Apache Sqoop became the Top-Level Project in Apache in March 2012. Since then, Sqoop has developed a lot and become very popular amongst Hadoop ecosystem. In this post, I will cover the ways to specify database passwords to Sqoop in a secure way.
The following ways are common to pass database passwords to Sqoop:
sqoop import --connect jdbc:mysql://myexample.com/test \ --username myuser -P \ --table mytable sqoop import --connect jdbc:mysql://myexample.com/test --username myuser \ --password mypassword \ --table mytable
The first one is secure as other people can’t see the password, however, it is only practical to use in the command line.
And we all agree that the second one is insecure as everyone can see what the password is to access the database.
The more secure way of passing the password is through the use of so called password file. The command as follows:
echo -n "password" > /home/ericlin/.mysql.password chmod 400 /home/ericlin/.mysql.password sqoop import --connect jdbc:mysql://myexample.com/test \ --username myuser \ --password-file /home/ericlin/.mysql.password \ --table mytable
Please note that we need “-n” option for the “echo” command so that no newline will be added to the end of the password. And, please do not use “vim” to create the file as “vim” will add newline automatically to the end of the file, which will cause Sqoop to fail as the password contains a newline character.

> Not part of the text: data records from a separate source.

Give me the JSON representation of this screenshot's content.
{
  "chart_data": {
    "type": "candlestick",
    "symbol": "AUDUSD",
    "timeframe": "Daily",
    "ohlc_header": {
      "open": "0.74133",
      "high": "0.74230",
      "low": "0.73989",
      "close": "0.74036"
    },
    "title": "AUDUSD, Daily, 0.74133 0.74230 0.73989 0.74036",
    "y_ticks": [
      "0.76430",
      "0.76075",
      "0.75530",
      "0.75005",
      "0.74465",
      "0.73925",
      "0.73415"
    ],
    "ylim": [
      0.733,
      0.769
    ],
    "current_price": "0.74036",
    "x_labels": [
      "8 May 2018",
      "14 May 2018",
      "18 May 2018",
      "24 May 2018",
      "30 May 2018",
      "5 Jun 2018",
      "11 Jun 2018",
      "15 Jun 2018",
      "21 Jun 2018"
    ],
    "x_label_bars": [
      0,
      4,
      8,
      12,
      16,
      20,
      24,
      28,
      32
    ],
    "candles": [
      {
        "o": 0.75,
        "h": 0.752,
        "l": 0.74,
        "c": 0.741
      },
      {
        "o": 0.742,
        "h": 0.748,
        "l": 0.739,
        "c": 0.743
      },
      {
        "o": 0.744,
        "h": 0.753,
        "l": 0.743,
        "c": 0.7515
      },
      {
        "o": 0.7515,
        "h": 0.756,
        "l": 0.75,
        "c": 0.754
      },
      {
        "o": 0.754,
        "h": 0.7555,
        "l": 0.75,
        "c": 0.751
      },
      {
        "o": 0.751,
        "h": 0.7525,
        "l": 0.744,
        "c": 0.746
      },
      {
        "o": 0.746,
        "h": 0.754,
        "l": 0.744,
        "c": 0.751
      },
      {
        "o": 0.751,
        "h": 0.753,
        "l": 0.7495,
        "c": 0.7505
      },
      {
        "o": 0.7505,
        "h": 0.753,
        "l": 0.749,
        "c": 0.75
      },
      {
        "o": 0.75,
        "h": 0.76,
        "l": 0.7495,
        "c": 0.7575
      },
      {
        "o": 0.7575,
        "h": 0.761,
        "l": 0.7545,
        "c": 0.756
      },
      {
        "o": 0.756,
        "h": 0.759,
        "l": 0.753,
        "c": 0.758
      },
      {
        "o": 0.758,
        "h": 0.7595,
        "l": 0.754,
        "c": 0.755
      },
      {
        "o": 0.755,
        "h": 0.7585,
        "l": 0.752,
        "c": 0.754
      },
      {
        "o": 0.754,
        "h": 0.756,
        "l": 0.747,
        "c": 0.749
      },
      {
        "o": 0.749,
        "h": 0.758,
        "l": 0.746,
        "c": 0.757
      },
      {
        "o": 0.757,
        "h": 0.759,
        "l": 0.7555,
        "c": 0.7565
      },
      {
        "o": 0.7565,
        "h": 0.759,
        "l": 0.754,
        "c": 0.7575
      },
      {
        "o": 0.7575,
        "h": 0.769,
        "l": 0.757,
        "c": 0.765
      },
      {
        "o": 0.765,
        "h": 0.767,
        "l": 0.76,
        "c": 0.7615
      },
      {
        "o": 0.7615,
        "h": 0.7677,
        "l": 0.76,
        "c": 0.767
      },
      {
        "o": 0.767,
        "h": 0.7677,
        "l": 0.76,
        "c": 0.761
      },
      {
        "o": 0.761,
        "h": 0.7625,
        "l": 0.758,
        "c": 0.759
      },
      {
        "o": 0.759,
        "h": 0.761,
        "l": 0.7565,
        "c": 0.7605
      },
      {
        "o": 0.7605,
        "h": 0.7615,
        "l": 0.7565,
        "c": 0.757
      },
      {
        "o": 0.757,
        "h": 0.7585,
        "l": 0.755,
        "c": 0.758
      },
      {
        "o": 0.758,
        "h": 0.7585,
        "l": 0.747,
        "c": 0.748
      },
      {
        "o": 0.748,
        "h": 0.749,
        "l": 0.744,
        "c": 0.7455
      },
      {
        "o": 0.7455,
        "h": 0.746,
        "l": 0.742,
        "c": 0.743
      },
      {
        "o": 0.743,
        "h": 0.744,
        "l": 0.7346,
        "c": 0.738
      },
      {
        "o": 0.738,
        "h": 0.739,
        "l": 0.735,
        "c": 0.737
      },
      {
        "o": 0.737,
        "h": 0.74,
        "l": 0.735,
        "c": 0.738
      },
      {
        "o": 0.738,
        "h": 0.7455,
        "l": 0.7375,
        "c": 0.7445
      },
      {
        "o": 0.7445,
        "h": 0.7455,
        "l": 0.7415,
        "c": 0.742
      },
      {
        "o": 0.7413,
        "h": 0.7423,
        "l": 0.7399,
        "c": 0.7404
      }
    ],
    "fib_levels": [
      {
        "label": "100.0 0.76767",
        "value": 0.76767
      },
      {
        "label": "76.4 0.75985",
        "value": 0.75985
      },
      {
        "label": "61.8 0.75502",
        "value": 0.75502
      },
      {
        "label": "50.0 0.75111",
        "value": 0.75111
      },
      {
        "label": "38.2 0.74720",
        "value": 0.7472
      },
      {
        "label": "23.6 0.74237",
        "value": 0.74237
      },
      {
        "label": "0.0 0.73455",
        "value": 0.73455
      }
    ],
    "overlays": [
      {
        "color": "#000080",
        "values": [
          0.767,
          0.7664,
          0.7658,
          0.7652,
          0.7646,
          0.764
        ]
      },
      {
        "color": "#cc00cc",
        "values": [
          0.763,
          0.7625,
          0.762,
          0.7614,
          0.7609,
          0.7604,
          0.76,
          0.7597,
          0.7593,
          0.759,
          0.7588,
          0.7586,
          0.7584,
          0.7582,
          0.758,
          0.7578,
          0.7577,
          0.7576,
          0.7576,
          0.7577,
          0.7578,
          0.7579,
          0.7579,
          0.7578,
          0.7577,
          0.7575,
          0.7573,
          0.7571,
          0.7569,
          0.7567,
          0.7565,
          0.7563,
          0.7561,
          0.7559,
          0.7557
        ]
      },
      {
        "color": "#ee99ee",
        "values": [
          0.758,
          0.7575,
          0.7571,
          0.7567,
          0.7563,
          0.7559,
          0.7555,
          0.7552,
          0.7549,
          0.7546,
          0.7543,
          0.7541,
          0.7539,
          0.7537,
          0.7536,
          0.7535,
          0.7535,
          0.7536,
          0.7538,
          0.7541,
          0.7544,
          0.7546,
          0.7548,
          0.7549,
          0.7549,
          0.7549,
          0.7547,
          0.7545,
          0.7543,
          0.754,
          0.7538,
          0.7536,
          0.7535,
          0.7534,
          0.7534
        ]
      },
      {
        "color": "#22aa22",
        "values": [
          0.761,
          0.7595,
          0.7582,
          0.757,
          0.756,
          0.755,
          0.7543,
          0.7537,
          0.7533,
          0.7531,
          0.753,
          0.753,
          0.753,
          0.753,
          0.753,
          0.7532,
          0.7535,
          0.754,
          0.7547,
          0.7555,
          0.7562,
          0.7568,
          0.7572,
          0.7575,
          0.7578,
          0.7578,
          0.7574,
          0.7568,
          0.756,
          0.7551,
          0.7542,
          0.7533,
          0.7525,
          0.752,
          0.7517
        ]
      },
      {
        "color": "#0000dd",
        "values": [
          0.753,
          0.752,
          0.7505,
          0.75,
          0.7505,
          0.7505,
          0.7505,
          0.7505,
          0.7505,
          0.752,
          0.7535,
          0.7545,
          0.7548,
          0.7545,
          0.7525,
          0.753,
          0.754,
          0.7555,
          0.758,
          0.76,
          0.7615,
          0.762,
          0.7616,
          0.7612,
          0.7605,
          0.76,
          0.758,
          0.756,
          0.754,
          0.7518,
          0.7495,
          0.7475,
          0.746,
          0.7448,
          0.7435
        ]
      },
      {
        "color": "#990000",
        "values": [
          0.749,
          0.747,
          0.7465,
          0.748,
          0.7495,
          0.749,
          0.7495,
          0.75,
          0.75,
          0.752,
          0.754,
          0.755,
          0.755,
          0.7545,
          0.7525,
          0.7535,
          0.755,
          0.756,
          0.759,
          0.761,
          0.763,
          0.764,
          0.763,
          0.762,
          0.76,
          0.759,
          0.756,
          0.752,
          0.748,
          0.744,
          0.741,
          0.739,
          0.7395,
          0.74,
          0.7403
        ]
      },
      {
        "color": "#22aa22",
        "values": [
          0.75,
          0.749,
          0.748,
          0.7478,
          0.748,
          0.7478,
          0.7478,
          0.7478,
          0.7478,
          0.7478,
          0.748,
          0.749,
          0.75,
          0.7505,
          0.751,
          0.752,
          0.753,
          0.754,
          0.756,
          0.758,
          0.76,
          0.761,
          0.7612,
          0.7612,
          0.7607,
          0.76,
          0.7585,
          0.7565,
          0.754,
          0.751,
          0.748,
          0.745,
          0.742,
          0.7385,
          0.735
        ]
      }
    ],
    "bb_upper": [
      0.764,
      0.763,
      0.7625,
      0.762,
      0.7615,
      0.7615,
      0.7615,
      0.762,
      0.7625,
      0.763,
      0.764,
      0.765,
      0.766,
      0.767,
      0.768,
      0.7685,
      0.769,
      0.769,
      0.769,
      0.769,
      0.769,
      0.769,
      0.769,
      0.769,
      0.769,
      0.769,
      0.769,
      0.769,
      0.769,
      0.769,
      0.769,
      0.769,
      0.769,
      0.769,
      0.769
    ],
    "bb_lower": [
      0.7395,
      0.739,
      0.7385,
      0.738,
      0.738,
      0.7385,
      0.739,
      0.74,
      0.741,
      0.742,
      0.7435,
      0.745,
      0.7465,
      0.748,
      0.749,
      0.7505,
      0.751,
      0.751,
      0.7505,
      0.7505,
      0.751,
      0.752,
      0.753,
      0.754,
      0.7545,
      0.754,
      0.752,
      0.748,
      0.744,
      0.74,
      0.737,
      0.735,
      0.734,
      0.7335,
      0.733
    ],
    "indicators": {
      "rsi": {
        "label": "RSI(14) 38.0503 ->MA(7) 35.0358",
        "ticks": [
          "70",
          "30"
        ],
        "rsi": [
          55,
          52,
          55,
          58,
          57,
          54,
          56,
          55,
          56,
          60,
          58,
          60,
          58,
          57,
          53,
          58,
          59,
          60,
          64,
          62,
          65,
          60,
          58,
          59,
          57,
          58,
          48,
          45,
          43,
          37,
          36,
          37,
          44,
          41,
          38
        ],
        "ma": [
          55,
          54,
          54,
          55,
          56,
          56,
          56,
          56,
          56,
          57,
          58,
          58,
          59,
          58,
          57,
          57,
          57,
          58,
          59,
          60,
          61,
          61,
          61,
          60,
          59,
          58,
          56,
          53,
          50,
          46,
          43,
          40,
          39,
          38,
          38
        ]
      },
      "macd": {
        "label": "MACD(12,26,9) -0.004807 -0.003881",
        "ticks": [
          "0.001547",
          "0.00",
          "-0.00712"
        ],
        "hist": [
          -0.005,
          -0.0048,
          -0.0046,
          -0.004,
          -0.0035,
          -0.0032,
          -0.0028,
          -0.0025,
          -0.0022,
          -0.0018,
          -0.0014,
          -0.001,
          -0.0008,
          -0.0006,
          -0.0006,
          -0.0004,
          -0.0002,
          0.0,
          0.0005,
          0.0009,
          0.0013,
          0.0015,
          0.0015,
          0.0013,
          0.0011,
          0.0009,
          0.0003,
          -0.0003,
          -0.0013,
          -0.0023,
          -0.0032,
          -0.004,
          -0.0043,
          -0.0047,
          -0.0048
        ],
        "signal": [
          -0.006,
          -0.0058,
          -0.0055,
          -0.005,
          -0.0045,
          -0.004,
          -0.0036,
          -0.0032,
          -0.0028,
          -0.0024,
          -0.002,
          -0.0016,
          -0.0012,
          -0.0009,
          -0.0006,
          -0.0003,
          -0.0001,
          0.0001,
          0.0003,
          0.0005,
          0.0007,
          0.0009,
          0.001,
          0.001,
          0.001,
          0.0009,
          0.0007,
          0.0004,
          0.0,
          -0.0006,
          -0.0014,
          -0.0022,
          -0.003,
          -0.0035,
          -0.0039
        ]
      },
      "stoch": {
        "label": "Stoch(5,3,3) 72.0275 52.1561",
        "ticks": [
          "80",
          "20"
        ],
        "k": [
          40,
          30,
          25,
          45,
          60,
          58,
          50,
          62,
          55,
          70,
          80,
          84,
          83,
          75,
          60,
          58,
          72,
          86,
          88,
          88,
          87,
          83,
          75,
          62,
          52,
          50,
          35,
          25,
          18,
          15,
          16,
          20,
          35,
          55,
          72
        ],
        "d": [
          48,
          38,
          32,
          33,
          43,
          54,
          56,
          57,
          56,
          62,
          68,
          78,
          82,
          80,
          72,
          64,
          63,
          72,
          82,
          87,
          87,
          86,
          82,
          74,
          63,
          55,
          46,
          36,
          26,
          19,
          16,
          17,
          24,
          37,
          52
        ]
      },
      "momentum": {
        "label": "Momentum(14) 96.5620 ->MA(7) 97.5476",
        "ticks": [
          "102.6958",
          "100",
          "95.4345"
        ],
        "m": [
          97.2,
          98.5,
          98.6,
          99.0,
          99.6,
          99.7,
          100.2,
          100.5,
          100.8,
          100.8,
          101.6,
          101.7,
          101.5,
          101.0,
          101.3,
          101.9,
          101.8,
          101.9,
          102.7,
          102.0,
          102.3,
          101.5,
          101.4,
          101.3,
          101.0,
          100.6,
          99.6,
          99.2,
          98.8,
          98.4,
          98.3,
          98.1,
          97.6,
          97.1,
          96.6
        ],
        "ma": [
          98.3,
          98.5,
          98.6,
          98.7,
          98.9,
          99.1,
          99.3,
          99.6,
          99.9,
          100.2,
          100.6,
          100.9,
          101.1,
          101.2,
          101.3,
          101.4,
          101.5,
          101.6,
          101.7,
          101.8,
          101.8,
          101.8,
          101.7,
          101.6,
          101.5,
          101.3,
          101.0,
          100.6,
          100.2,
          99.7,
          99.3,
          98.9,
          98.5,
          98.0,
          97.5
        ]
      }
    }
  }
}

However, storing password in a text file is still considered not secure even though we have set the permissions. As of Sqoop 1.4.5, Sqoop supports the use of JAVA Key Store to store passwords, so that you do not need to store passwords in clear text in a file.
To generate the key:
[ericlin@localhost ~] $ hadoop credential create mydb.password.alias -provider jceks://hdfs/user/ericlin/mysql.password.jceks Enter password: Enter password again: mysql.password has been successfully created. org.apache.hadoop.security.alias.JavaKeyStoreProvider has been updated.
On prompt, enter the password that will be used to access the database.
The “mydb.password.alias” is the alias that we can use to pass to Sqoop when running the command, so that no password is needed.
Then you can run the following Sqoop command:
sqoop import -Dhadoop.security.credential.provider.path=jceks://hdfs/user/ericlin/mysql.password.jceks \ -–connect ‘jdbc:mysql://myexample.com/test’ \ -–table mytable \ -–username myuser \ -–password-alias mydb.password.alias
This way password is hidden inside jceks://hdfs/user/ericlin/mysql.password.jceks and no one is able to see it.
Hope this helps.